Yesterday (1/7), gold continued to go down under the strength of the dollar and prospects for progress in the Greek crisis, after the country announced that it would accept proposals of the creditors, if some conditions were changed.
During the session, the price hit a low of $1.167.41/ounce, then closed at $1,168.66/ounce, down 0.3% compared with the open price ($1,172.54/ounce).
Currently, at 3: 54 p.m. GMT + 7, the price of gold is at $1,165.39/ounce.
- Tonight, at 7:30 p.m. GMT+7, the U.S. will release a series of economic data, including non-farm payroll.
Since early 2015, the U.S. labor market have had positive changes, non-farm figures has always reached over 200,000. Yesterday, ADP non-farm report showed 237 000 jobs had been created in the private sector in June, the highest level since December, exceeding forecast 218,000. In May, the number of new jobs reached 280,000, a record high level since January 2015. Non-farm data in June will be 233,000, according to a Bloomberg survey.
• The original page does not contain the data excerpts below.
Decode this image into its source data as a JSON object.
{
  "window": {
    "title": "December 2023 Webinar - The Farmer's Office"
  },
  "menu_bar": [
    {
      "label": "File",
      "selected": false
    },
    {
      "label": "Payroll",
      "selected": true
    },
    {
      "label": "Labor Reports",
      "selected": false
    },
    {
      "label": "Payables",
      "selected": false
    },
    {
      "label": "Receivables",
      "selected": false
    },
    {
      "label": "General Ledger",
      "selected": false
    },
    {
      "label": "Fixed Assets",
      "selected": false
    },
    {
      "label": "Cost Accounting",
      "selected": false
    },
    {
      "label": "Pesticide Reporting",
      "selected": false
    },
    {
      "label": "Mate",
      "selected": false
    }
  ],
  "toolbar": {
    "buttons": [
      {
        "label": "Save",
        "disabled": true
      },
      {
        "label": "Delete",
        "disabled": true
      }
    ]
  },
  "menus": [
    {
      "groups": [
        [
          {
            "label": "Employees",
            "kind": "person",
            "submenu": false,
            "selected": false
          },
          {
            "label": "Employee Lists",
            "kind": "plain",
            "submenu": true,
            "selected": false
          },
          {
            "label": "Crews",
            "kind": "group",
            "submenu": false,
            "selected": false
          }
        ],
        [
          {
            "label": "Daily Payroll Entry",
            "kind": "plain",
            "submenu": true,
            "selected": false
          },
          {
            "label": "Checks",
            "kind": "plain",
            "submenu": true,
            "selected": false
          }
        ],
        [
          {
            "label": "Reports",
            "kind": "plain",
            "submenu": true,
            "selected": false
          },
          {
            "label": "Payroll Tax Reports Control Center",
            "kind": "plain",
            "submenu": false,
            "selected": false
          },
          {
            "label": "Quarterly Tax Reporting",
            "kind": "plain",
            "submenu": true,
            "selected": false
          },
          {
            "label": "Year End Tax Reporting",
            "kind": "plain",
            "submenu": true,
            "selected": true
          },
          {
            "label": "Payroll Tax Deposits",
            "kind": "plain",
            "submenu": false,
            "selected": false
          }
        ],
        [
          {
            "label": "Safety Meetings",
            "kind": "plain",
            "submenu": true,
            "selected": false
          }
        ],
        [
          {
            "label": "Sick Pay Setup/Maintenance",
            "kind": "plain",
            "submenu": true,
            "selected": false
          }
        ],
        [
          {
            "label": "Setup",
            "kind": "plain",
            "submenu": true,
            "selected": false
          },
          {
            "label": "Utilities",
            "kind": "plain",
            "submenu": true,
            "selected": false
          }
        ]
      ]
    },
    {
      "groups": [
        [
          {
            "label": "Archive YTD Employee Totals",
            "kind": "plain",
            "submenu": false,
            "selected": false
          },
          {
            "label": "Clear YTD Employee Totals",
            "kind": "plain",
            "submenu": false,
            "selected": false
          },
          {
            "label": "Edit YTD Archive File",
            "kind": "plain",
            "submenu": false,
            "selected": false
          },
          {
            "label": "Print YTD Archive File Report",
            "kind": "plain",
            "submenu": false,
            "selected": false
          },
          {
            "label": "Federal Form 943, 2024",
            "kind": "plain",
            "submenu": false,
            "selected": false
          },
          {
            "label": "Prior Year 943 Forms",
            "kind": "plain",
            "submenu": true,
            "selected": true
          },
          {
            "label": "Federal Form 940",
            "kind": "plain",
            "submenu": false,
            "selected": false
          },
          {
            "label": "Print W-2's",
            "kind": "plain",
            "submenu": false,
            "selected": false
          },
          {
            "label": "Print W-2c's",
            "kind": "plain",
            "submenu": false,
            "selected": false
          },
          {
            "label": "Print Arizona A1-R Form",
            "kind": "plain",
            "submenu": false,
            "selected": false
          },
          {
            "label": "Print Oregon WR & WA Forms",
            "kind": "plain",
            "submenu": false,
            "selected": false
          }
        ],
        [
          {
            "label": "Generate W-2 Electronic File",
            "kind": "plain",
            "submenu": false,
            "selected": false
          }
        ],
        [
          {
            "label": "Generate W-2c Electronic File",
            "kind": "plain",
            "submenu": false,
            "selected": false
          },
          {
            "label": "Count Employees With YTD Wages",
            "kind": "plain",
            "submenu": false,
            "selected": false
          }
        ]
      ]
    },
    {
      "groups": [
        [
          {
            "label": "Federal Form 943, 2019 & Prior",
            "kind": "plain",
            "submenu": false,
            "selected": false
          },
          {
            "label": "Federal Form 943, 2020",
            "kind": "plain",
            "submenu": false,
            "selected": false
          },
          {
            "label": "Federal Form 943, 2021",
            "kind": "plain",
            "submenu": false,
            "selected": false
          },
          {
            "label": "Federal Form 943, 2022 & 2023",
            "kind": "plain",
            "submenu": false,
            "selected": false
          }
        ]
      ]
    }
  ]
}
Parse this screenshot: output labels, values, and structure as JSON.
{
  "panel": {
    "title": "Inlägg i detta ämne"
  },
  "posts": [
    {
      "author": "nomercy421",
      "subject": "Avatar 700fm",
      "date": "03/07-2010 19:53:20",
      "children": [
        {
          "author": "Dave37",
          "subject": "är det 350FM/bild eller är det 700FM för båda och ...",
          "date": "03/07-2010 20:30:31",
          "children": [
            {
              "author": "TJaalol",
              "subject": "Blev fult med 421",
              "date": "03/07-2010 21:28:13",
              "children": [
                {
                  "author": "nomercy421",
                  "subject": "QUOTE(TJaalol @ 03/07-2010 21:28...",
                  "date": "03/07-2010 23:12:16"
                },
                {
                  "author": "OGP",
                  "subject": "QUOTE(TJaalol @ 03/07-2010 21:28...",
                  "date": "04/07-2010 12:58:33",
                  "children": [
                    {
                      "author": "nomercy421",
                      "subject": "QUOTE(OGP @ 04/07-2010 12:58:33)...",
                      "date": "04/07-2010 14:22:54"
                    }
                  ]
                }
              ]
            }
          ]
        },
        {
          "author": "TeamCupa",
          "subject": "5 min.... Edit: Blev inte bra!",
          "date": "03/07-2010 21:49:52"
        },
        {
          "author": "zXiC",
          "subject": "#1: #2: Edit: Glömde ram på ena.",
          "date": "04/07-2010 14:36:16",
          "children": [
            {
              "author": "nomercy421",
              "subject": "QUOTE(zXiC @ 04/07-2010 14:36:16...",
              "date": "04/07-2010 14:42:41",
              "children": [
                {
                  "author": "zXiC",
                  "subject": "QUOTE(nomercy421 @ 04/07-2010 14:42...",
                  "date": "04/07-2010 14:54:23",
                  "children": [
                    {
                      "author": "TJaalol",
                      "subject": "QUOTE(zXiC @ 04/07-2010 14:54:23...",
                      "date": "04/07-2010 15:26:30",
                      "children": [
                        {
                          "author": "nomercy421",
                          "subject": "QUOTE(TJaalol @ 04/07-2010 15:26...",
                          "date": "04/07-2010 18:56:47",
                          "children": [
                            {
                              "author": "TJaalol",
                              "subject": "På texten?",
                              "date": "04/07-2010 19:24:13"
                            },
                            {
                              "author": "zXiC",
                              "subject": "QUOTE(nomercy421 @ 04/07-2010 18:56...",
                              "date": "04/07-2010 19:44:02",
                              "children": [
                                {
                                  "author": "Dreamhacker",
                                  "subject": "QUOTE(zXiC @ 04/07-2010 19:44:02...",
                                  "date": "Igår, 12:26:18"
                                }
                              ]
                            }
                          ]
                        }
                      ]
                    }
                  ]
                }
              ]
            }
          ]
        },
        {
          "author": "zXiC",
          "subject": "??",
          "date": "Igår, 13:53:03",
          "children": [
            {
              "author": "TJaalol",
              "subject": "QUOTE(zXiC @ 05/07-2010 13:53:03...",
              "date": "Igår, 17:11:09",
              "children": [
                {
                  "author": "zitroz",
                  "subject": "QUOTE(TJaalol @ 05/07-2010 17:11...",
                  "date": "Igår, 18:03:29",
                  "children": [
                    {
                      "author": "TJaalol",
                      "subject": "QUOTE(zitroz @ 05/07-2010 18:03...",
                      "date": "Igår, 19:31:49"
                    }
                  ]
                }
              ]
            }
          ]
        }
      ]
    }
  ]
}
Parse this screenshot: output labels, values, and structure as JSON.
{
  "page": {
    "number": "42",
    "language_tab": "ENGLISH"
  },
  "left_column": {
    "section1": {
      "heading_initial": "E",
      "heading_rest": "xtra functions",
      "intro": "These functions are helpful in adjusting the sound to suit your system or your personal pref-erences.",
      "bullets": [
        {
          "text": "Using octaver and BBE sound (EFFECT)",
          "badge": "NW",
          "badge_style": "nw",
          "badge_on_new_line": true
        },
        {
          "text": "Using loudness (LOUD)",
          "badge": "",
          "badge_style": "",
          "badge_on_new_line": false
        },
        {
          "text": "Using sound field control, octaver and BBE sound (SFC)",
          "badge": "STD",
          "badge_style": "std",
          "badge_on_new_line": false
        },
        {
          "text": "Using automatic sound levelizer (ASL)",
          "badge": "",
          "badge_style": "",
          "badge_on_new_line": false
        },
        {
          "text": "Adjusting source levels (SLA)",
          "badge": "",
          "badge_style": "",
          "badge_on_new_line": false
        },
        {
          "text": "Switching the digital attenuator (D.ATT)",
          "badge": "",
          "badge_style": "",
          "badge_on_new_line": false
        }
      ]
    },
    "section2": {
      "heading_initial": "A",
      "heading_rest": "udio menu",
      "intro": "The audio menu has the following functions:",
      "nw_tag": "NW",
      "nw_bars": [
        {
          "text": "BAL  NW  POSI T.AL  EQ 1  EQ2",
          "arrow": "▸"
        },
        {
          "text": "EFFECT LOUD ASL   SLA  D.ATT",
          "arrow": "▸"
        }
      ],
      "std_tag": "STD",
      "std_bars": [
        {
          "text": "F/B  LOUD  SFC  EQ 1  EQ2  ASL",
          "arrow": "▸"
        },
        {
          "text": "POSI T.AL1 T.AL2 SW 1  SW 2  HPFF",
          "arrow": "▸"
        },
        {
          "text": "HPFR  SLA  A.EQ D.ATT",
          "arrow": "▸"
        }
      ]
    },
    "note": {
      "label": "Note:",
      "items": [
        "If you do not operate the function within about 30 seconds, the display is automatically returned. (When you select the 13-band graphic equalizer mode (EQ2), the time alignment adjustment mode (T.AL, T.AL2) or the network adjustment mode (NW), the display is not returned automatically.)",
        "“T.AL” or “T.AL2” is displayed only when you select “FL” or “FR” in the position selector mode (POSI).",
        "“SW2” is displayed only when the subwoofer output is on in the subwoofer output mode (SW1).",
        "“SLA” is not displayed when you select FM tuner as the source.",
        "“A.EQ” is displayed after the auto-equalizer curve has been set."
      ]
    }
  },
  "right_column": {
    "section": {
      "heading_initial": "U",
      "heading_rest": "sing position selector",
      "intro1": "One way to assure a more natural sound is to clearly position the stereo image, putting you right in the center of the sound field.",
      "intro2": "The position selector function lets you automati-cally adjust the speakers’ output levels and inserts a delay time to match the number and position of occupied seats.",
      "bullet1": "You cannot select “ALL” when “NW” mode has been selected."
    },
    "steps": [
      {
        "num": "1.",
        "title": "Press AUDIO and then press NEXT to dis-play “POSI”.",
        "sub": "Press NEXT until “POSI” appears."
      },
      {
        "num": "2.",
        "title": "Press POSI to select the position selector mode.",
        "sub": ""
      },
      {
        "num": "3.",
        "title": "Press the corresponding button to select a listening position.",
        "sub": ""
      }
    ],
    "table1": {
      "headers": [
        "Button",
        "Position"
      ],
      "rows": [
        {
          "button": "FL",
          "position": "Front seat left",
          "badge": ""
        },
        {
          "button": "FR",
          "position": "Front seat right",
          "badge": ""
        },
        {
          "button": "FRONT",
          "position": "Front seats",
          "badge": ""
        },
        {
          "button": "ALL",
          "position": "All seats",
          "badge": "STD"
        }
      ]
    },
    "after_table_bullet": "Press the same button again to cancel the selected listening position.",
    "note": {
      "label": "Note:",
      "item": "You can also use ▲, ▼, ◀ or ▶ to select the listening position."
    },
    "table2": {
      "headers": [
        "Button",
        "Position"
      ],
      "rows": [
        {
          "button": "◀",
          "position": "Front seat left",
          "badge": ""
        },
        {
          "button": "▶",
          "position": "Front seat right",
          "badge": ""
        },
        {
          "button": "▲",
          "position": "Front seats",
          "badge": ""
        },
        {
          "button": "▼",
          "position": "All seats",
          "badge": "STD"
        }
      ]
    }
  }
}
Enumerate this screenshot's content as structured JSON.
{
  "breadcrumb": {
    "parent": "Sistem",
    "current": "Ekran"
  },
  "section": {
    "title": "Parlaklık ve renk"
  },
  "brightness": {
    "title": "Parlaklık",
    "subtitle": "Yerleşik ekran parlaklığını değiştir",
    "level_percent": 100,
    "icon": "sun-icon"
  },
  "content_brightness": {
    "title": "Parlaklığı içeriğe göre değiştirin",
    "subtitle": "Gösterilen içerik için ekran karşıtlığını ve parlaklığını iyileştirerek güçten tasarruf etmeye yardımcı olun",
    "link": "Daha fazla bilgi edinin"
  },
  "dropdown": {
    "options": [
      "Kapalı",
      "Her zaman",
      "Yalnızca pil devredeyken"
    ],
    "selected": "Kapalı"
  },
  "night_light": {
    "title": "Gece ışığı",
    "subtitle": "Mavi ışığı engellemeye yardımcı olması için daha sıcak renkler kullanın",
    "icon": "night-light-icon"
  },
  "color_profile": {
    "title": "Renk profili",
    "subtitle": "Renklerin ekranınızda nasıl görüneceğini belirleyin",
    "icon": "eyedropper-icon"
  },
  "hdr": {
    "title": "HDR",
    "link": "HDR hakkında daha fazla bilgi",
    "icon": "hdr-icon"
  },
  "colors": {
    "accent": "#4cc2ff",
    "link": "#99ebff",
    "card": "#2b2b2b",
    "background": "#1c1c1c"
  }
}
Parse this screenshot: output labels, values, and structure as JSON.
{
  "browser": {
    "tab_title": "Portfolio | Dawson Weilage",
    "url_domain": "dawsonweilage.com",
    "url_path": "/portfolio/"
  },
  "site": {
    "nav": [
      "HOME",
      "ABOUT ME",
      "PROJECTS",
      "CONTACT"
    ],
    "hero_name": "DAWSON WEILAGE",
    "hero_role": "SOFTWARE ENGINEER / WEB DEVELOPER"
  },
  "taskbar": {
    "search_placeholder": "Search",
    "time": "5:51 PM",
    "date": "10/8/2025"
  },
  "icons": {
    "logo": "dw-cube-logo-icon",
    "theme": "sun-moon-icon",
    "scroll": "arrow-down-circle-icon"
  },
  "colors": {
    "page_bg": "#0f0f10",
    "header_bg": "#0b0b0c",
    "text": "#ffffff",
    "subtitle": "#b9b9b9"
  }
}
- Therefore, tonight figures likely remain above 200,000, supporting dollar and dragging gold prices go down.
In addition, there are several factors that can negatively impact the gold prices:
- Greek crisis: The market is awaiting the result of the referendum in Sunday (5/7). Currently, the Greek people tend to vote “yes”, therefore, the negotiations likely to be continued, raising hopes for Greece. Now, the appeal of gold as a safe haven asset has cooled off.
- Gold prices seem not to react to Greek crisis in recent days. It may be due to the growth of the European economy, the Greek debt crisis will have an small impact in the short term. Recently, Standard and Poor’s has raised growth forecast for the Euro zone. Yesterday, Frederic Oudea, CEO of Societe Generale SA said that the ECB could handle the “messy Greece” with QE and the European economy has become stronger than when the issue flared up five years ago.
- The U.S. economy is making positive changes, leaving the Fed on track for rate hike later this year. The dollar has strengthen in recent months, putting pressure on the gold market.
- U.S. stocks rallied , attracting capital inflows.
However, gold prices is likely to rise again, there are a number of reasons:
- China’s stock market plunged to the lowest in three months. The Shanghai Composite Index slid 25% since reaching the highest on 12 June. Now, many investors may turn to other safer assets like gold.
- After the sharp decrease in gold prices in recent days, many investors tend to close sell orders to take profits, while others will buy when prices are low, prices may go up in short term.
- If Greek crisis goes much worsen, gold prices may rise in short term.
Forecast: Gold prices is likely to go down, towards $1,150/ounce.